Extracellular Vesicles: Interplay with the Extracellular Matrix and Modulated Cell Responses

Abstract

The discovery that cells secrete extracellular vesicles (EVs), which carry a variety of regulatory proteins, nucleic acids, and lipids, has shed light on the sophisticated manner by which cells can communicate and accordingly function. The bioactivity of EVs is not only defined by their internal content, but also through their surface associated molecules, and the linked downstream signaling effects they elicit in target cells. The extracellular matrix (ECM) contains signaling and structural molecules that are central to tissue maintenance and repair. Recently, a subset of EVs residing within the extracellular matrix has been identified. Although some roles have been proposed for matrix-bound vesicles, their role as signaling molecules within the ECM is yet to be explored. Given the close association of EVs and the ECM, it is not surprising that EVs partly mediate repair and regeneration by modulating matrix deposition and degradation through their cellular targets. This review addresses unique EV features that allow them to interact with and navigate through the ECM, describes how their release and content is influenced by the ECM, and emphasizes the emerging role of stem-cell derived EVs in tissue repair and regeneration through their matrix-modulating properties.
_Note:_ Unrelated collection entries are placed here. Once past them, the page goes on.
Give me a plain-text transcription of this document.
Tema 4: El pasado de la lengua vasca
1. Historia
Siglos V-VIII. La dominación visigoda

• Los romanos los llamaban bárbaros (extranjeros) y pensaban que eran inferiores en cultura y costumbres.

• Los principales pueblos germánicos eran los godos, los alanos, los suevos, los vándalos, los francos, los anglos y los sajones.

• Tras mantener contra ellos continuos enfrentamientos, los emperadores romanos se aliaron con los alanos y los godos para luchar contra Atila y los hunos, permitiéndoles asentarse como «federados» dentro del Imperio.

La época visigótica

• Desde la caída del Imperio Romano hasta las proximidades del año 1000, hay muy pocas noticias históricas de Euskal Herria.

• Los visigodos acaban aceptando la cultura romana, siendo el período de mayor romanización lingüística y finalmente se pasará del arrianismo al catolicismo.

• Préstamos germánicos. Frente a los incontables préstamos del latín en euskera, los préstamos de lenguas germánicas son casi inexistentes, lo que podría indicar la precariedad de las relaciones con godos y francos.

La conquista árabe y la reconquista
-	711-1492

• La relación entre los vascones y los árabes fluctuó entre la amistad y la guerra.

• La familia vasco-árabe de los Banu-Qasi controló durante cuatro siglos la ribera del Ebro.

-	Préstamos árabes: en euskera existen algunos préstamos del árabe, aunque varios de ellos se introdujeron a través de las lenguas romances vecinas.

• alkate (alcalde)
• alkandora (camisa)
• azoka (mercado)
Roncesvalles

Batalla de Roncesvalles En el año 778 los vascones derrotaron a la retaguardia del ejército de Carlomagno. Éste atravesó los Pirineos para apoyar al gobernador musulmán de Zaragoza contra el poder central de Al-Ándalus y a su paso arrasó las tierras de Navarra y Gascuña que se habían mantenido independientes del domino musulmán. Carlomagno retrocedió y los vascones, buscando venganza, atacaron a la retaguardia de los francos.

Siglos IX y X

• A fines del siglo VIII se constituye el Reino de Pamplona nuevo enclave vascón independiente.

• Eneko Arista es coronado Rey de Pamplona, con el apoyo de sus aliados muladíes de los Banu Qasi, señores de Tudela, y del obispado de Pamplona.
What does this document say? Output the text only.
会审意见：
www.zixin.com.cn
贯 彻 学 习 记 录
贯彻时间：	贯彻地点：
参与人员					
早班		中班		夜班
Keywords: exosomes; extracellular matrix; extracellular vesicles; matrix-bound vesicles; mesenchymal stem cells; microvesicles; tissue repair; wound healing.

Figure 1

Extracellular Vesicle biogenesis and features. (A) Microvesicles or ectosomes form via outward budding of the plasma membrane, pearling, and subsequent scission. (1) Endocytosis of extracellular components results in the formation of an early sorting endosome. Extracellular matrix proteins such as syndecan and other transmembrane proteins such as MT1-MMP can also be endocytosed, and subsequently associate with forming intraluminal vesicles [27]. The early endosome (2) then matures into a late sorting endosome that exchanges its cargo with intracellular constituents such as the trans-Golgi network and the endoplasmic reticulum. (3) The involution of the membrane of the endosome (late sorting endosome) results in the formation of intraluminal vesicles. A multivesicular body with multiple intraluminal vesicles faces three fates: (4) starvation, followed by fusion with autophagosome, fusion with lysosomes, or (4)* docking onto the plasma membrane and fusing to release contents as exosomes. Following their release, EVs traverse the ECM to interact with target cells or are transported in biological fluids. EV-target-cell interactions take place through various mechanisms. Entry of intact exosomes can occur via receptor-mediated endocytosis, phagocytosis, micropinocytosis, clathrin-mediated entry, caveolae, or lipid-raft-mediated endocytosis [3,28]. Alternatively, exosomes can fuse directly with their target cells, or mediate intracellular signaling by direct-receptor binding. After they interact with target cells, EVs can mediate therapeutic effects that involve ECM protein regulation. Common exosomal markers and EV properties are outlined in (B), along with EV components that interact with the ECM. Proposed EV MSC markers are outlined [29]. There is a subpopulation of EVs within the ECM (MBVs). MBVs are enriched in actin and cardiolipin, but it is not clear whether they are enriched in other common exosomal or microvesicle markers such as Annexin A1 [30]. As depicted in (C), MBVs do not express key exosomal markers; these absent markers are struck out with a line. The figure is adapted from [3,9,21]. MT1-MMP: Membrane-type matrix metalloproteinase; EVs: Extracellular vesicles; ECM: Extracellular matrix; MSC: Mesenchymal stem cell; MBVs: Matrix-bound vesicles.